View larger version (93K): [in this window] [in a new window]   Fig. 5. In vivo requirement for cis sites and direct interaction between Ey and So. (A-D,F,G) Detection of LacZ mRNA by in situ hybridization; in all cases, the staining reaction was carried out for 3 hours. (A) 3'ato348-ßgal reporter gene expression. (B) The introduction of several base-pair changes in the Ey-binding site results in loss of reporter gene expression in 3'ato348Pax6MUT-ßgal. (C) The introduction of several base-pair changes in the So-binding site results in loss of reporter gene expression in 3'ato348SoMUT- ßgal. (D) The introduction of multiple base-pair changes in both So- and Ey-binding sites results in loss of reporter gene expression in 3'ato1.2Pax6-SoMUT-ßgal. A faint signal as a stripe and/or along the margins of the eye disc was detected in some of the transgenic lines after overnight ß-gal staining (not shown). (E) Ey and So can directly interact at the protein level. A GST-SoSixHD fusion protein (containing the Six and homeobox domains) binds full-length Ey protein. GST alone does not bind Ey, and GST-SoSixHD does not bind luciferase. 10% of the 35S-labelled proteins and 100% of the pulled-down yields are shown. (F) Insertion of three As between the So- and Ey/Pax6-binding sites in 3'ato348+3A- ßgal results in a reduction in reporter gene expression. (G) Insertion of six As between the So- and Ey/Pax6-binding sites in 3'ato348+6A-ßgal severely affects reporter gene expression. A weak signal was detected in some of the transgenic lines after overnight ß-gal staining (not shown).

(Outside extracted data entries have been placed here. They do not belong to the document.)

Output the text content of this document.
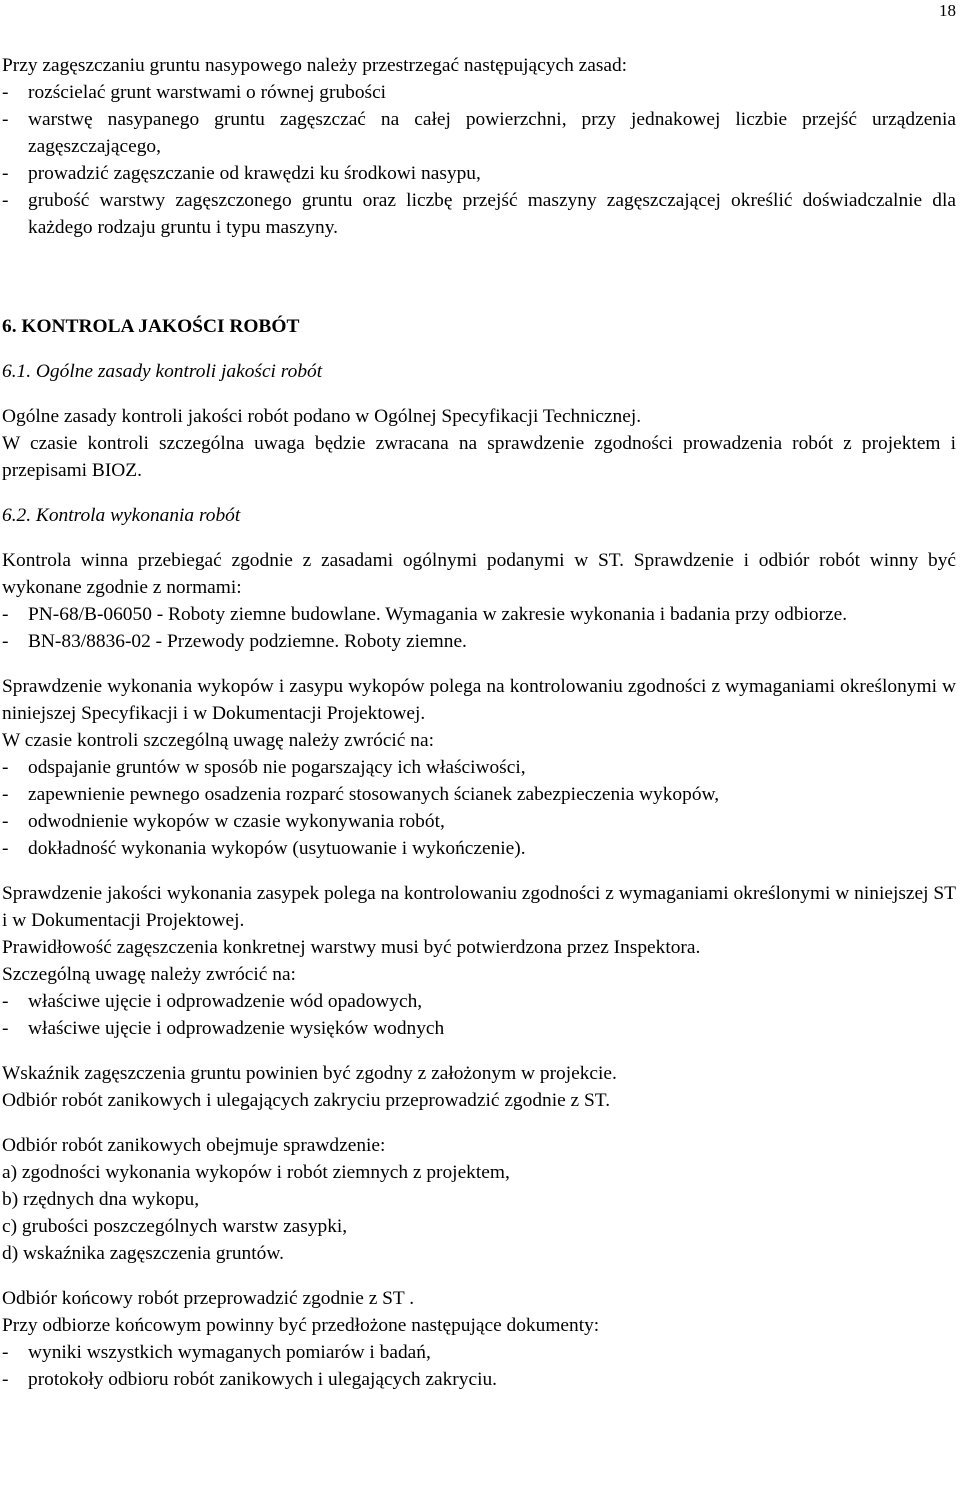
18

Przy zagęszczaniu gruntu nasypowego należy przestrzegać następujących zasad:

-	rozścielać grunt warstwami o równej grubości
-	warstwę nasypanego gruntu zagęszczać na całej powierzchni, przy jednakowej liczbie przejść urządzenia zagęszczającego,
-	prowadzić zagęszczanie od krawędzi ku środkowi nasypu,
-	grubość warstwy zagęszczonego gruntu oraz liczbę przejść maszyny zagęszczającej określić doświadczalnie dla każdego rodzaju gruntu i typu maszyny.
6. KONTROLA JAKOŚCI ROBÓT
6.1. Ogólne zasady kontroli jakości robót

Ogólne zasady kontroli jakości robót podano w Ogólnej Specyfikacji Technicznej.

W czasie kontroli szczególna uwaga będzie zwracana na sprawdzenie zgodności prowadzenia robót z projektem i przepisami BIOZ.

6.2. Kontrola wykonania robót

Kontrola winna przebiegać zgodnie z zasadami ogólnymi podanymi w ST. Sprawdzenie i odbiór robót winny być wykonane zgodnie z normami:

-	PN-68/B-06050 - Roboty ziemne budowlane. Wymagania w zakresie wykonania i badania przy odbiorze.
-	BN-83/8836-02 - Przewody podziemne. Roboty ziemne.

Sprawdzenie wykonania wykopów i zasypu wykopów polega na kontrolowaniu zgodności z wymaganiami określonymi w niniejszej Specyfikacji i w Dokumentacji Projektowej.

W czasie kontroli szczególną uwagę należy zwrócić na:

-	odspajanie gruntów w sposób nie pogarszający ich właściwości,
-	zapewnienie pewnego osadzenia rozparć stosowanych ścianek zabezpieczenia wykopów,
-	odwodnienie wykopów w czasie wykonywania robót,
-	dokładność wykonania wykopów (usytuowanie i wykończenie).

Sprawdzenie jakości wykonania zasypek polega na kontrolowaniu zgodności z wymaganiami określonymi w niniejszej ST i w Dokumentacji Projektowej.

Prawidłowość zagęszczenia konkretnej warstwy musi być potwierdzona przez Inspektora.

Szczególną uwagę należy zwrócić na:

-	właściwe ujęcie i odprowadzenie wód opadowych,
-	właściwe ujęcie i odprowadzenie wysięków wodnych

Wskaźnik zagęszczenia gruntu powinien być zgodny z założonym w projekcie.

Odbiór robót zanikowych i ulegających zakryciu przeprowadzić zgodnie z ST.

Odbiór robót zanikowych obejmuje sprawdzenie:

a) zgodności wykonania wykopów i robót ziemnych z projektem,

b) rzędnych dna wykopu,

c) grubości poszczególnych warstw zasypki,

d) wskaźnika zagęszczenia gruntów.

Odbiór końcowy robót przeprowadzić zgodnie z ST .

Przy odbiorze końcowym powinny być przedłożone następujące dokumenty:

-	wyniki wszystkich wymaganych pomiarów i badań,
-	protokoły odbioru robót zanikowych i ulegających zakryciu.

View larger version (17K): [in this window] [in a new window]   Fig. 6. Regulation of ato and integration of the ey/Pax6 and ato pathways. (A) The regulatory elements controlling the early phase of ato expression in the fly eye lie within a 1.2 kb region located 3.1 kb downstream of the ato transcription unit (t.u.). The early-ato stripe and its intermediate clusters result from the integration of multiple regulatory inputs through separate enhancers. A likely model for the regulation of ato by the RD network involves the formation of an Ey-So (or Ey-So-Eya) complex onto adjacent Pax6 and So cis-regulatory sites present within the evolutionarily conserved A1 box. (B) Proposed integration of eye specification and neurogenic inputs during eye development. The RD network directly controls ato transcription in eye progenitor cells and, most likely indirectly, modifies the neurogenetic program downstream of ato. Black arrows indicate regulatory interactions based on genetic and molecular evidence (solid) or genetic evidence only (dashed).